General information
- Location: Railway Terrace, Tantanoola, South Australia
- Coordinates: 37°41′48″S 140°27′20″E﻿ / ﻿37.69678831656411°S 140.45542264318956°E
- Operator: Australian National
- Line: Beachport line
- Distance: 414 kilometres from Adelaide
- Platforms: 1
- Tracks: 1

Construction
- Structure type: Ground

Other information
- Status: Closed

History
- Opened: 1880
- Closed: 12 April 1995 (freight) 1 July 2006 (tourist)

Services
| Preceding station | Limestone Coast Railway |  |  | Following station |
| Burrungule towards Mount Gambier |  | Beachport railway line |  | Snuggery towards Beachport |

Location

= Tantanoola railway station =

Former railway station in South Australia, Australia

Tantanoola railway station was located on the Beachport railway line. It served the town of Tantanoola.

==History==
Tantanoola railway station opened in 1880 as part of the narrow gauge railway line between Mount Gambier and Beachport inland via Millicent. The line and jetty at Beachport provided the ability for farms in the district to export wool and grain. The station consisted of a corrugated iron barrel-vaulted goods shed, which is one of the oldest remaining railway buildings in the South East. Tantanoola was named after the native word "Tantanoola," meaning a hut constructed of brushwood.

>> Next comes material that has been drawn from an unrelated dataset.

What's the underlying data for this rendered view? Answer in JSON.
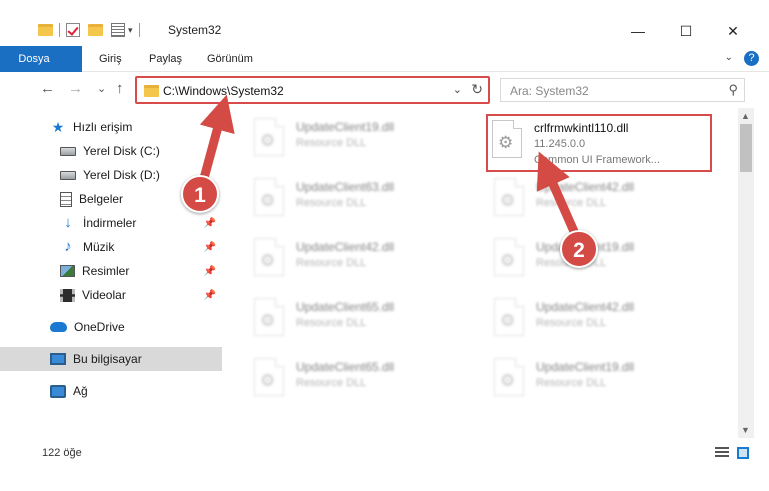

The line through Tantanoola was converted to broad gauge in the 1950s.

Railway operations were suspended on 12 April 1995 with the conversion of the Adelaide-Melbourne railway line to standard gauge. The tourist Limestone Coast Railway ran from Mount Gambier to Millicent with South Australian Railways Redhen railcars from 1998 until 2006.

The station was renovated, after falling into a state of disrepair.